Porter Fox – journalist and sailor – spoke to mariners, meteorologists, cruise lines and more about his new book, ‘Category Five’.
Fox said: ‘These storms will cause unexpected damage to small parts of the city, leaving carved lines in parks, neighborhoods, and streets.’
The meaning of this extraordinary energy comes from the thermal energy contained in the earth’s oceans and atmosphere greenhouse gas effect.
‘For ordinary people, a storm is a disturbance in the atmosphere, removed from the Earth except for the damage it causes,’ says the book.
‘In fact, most of the strength of hurricanes comes from the ocean-atmosphere boundary,’ according to Fox, ‘what scientists call the ‘planetary boundary.’
This is important to understand so that we can better predict what a hurricane like Danielle will one day do.
The wind from a hurricane ‘doesn’t just float on the surface of the ocean,’ said the Wolf, ‘they rely on it, pull it, and drive it forward.’
He wrote that when the water vapor rises in this way, it ‘freezes and turns into rain, causing the gradual warming that causes the hurricane to move.’
He captured the expected and dramatic scenes of many New Yorkers trapped in the skyscrapers.

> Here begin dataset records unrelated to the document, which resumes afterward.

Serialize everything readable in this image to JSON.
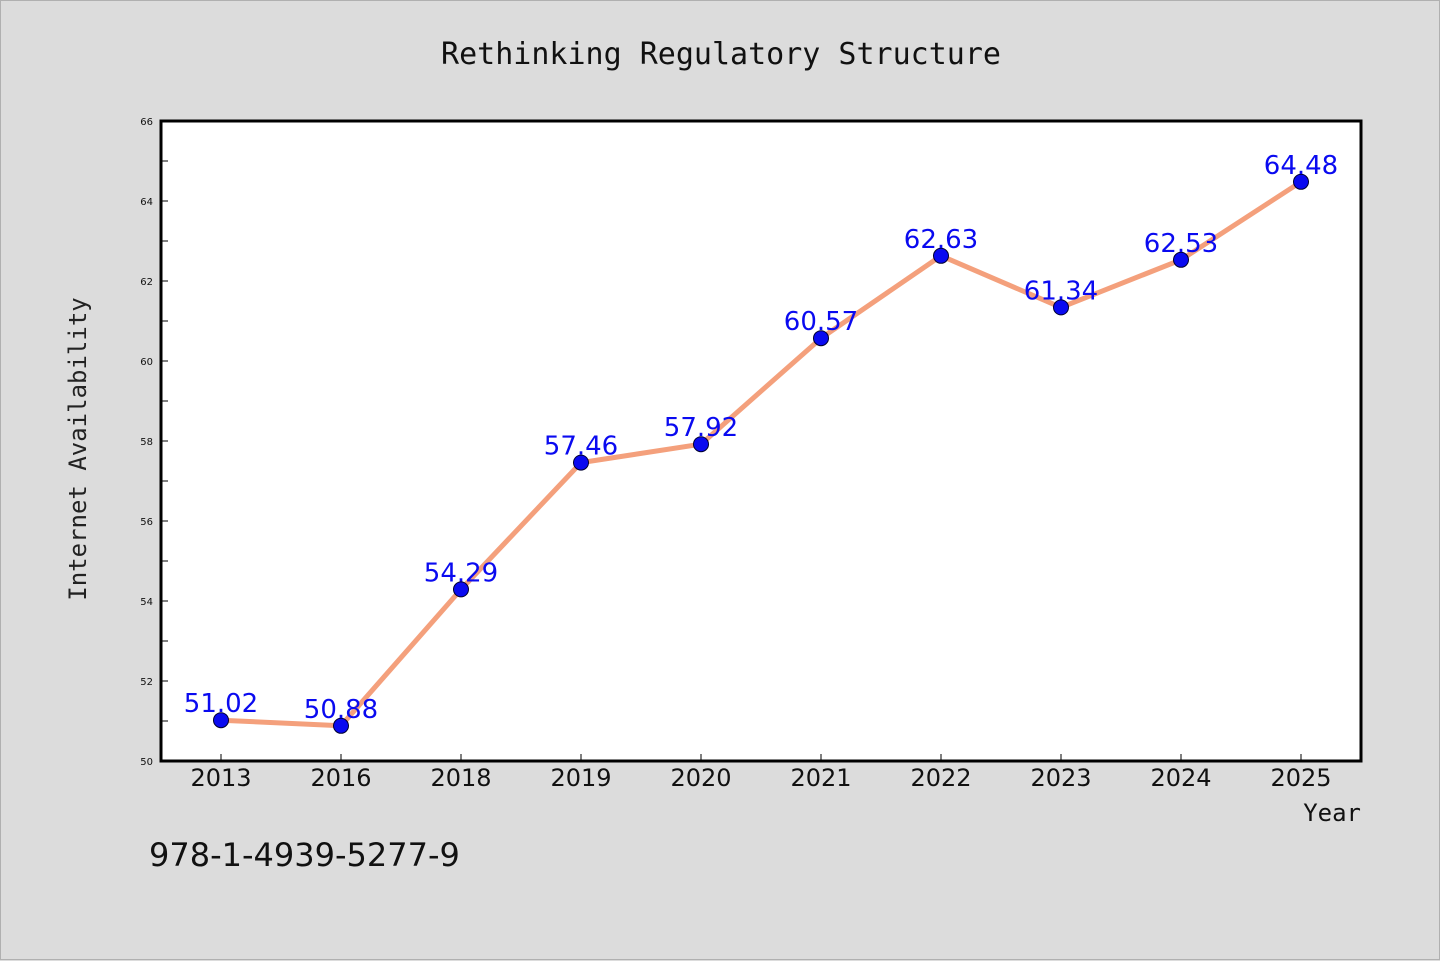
{
  "footer_text": "978-1-4939-5277-9",
  "chart_data": {
    "type": "line",
    "title": "Rethinking Regulatory Structure",
    "xlabel": "Year",
    "ylabel": "Internet Availability",
    "categories": [
      "2013",
      "2016",
      "2018",
      "2019",
      "2020",
      "2021",
      "2022",
      "2023",
      "2024",
      "2025"
    ],
    "series": [
      {
        "values": [
          51.02,
          50.88,
          54.29,
          57.46,
          57.92,
          60.57,
          62.63,
          61.34,
          62.53,
          64.48
        ],
        "data_labels": [
          "51.02",
          "50.88",
          "54.29",
          "57.46",
          "57.92",
          "60.57",
          "62.63",
          "61.34",
          "62.53",
          "64.48"
        ],
        "line_color": "#f4a07c",
        "marker_color": "#0a0af0",
        "label_color": "#0a0af0"
      }
    ],
    "ylim": [
      50,
      66
    ],
    "yticks": [
      50,
      52,
      54,
      56,
      58,
      60,
      62,
      64,
      66
    ],
    "ytick_labels": [
      "50",
      "52",
      "54",
      "56",
      "58",
      "60",
      "62",
      "64",
      "66"
    ],
    "grid": false,
    "legend": "none"
  }
}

“Those lucky enough to live in modern, airy high-rises in Midtown or upper Manhattan watch from the ground as streams of water flow through the streets,” he writes.
Soon, the water will overflow the city’s sewers and storm drains, and begin to destroy the complex of Manhattan, destroying electricity, internet, and cell lines.’
Fox estimated that the death toll of the ‘Ultra-Intense Category 6’ hit Gotham will reach something like 42,000 lives.
He wrote: ‘Many families were torn apart. ‘Hundreds of villages were wiped out.’
‘The factories are gone. Disabled travel. The values and possibilities of America’s great city were shattered (…) In the weeks and months ahead, residents and officials will grapple with the impossible question of whether or not to rebuild.’
The widespread damage to the city’s infrastructure, its damaged communication cables and fiber optics, its roads and bridges will make rescue operations after the incident ‘impossible.’
New York City is one of America’s most famous coastal cities, Fox reports, and many others are in similar or worse danger.
‘One silver lining: Miami residents won’t have to worry about hurricanes, seawalls, building codes, or insurance lapses in 2100, since the city will no longer exist.’